How to Begin Investing in Stocks

by Contributor ; Updated July 27, 2017

The most important thing to do as you prepare to purchase stocks is to gather as much information as possible. Know that you will make mistakes. Even the best investors make mistakes and buy stocks that flop. Start small and give yourself time to learn and have fun. Hopefully you will find that one stock that will change the world.

Step 1

Determine what you hope to get from your investment. Are you looking for a long-term investment that will have steady growth and low risk? Or are you looking for high growth potential and not worried about the risk? This decision will determine where your investing will take you, so make sure you have a good understanding of what you seek before you proceed.

Step 2

Look for stocks across different sectors so you may develop a balanced portfolio.
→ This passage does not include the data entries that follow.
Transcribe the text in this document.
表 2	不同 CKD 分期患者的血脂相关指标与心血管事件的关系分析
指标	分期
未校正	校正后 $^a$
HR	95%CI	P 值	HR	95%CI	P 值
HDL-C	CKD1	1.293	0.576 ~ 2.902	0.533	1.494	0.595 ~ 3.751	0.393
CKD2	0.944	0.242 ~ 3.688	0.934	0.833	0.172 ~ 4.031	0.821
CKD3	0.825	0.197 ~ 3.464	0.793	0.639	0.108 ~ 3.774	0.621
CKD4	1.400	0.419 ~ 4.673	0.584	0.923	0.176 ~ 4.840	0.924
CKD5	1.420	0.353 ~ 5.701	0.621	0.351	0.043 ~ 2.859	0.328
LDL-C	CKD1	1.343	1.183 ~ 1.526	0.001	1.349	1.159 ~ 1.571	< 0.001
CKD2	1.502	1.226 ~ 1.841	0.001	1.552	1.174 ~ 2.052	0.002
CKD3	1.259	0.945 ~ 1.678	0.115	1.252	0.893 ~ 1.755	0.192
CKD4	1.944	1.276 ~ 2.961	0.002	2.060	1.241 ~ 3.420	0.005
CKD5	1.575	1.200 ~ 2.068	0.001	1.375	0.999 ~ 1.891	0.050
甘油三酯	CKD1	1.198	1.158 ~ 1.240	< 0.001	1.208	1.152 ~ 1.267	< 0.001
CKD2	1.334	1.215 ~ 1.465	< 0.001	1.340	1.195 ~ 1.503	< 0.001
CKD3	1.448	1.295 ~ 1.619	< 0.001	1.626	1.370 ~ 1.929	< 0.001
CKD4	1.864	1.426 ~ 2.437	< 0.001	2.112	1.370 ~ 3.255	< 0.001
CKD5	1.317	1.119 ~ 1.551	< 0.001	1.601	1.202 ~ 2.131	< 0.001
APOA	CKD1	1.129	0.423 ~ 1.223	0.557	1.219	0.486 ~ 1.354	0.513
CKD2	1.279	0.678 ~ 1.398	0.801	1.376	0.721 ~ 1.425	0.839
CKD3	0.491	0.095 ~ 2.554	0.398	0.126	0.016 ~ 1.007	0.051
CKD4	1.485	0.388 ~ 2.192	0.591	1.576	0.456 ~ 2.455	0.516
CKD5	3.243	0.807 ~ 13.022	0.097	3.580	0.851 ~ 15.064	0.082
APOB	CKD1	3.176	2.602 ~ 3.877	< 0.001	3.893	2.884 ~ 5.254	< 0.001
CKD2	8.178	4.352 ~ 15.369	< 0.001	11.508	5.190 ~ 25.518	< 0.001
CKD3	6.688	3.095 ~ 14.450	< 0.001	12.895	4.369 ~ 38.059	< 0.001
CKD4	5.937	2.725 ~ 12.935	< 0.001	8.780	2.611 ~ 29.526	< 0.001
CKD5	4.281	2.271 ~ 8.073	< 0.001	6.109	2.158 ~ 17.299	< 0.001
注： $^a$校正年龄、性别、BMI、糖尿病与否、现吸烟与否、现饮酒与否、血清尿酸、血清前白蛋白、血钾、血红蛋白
There are 12 sectors in the U.S. stock market. If you invest too heavily in one sector and it declines too rapidly, you would have nothing to offset the losses.

Step 3

Make a list of stocks to research. Good websites for gathering data are Google Finance, Yahoo! Finance, MSN Finance and Motley Fool.

Step 4

Read articles online to identify stocks of interest.

Step 5

Create a column and list your stock of interest, leaving plenty of room beside each for the data documenting your research: earnings, P/E ratios, stock ratings, debt, dividends and stock charts.

Step 6

Compare earnings for each quarter to those for the same period a year earlier. Note any increase or decrease.

Step 7

Examine the P/E — price-to-earnings—ratio of each company. The P/E ratio tells you whether a stock is overvalued or undervalued based on the company's earnings. Compare the P/E ratio of the company to the P/E ratio for the industry. A company with a higher P/E ratio than the industry average typically means you are paying an inflated cost because of other investors' opinion of the stock.

Step 8

Evaluate stock ratings to see what analysts or other investors think of the stock. However, always remember that ratings fluctuate up and down frequently. MSN has a good stock rater called "Stockscouter." Look for "sell," "hold" or "buy" ratings by analysts. Motley Fool Caps is a website that allows other investors to rate stock and it shows you how outside analysts rank the stock.

Step 9

Compare each company's debt to the industry standard. Look for companies that have a debt ratio at or below the industry average.

Step 10

Note dividends. A dividend is a payment that the company makes on a quarterly basis from its profits. Dividends are paid in cash or stock.

Step 11

Examine the stock chart is important. Whether you are looking for high growth or a more stable stock will determine what you are looking for when you look at a stock' s chart. For high growth potential, look for stocks that are trending upward over the last year or longer with no sign of leveling off. For lower-risk stocks the charts may look a little more flat, but they should still show a positive stock price increase rather than decline.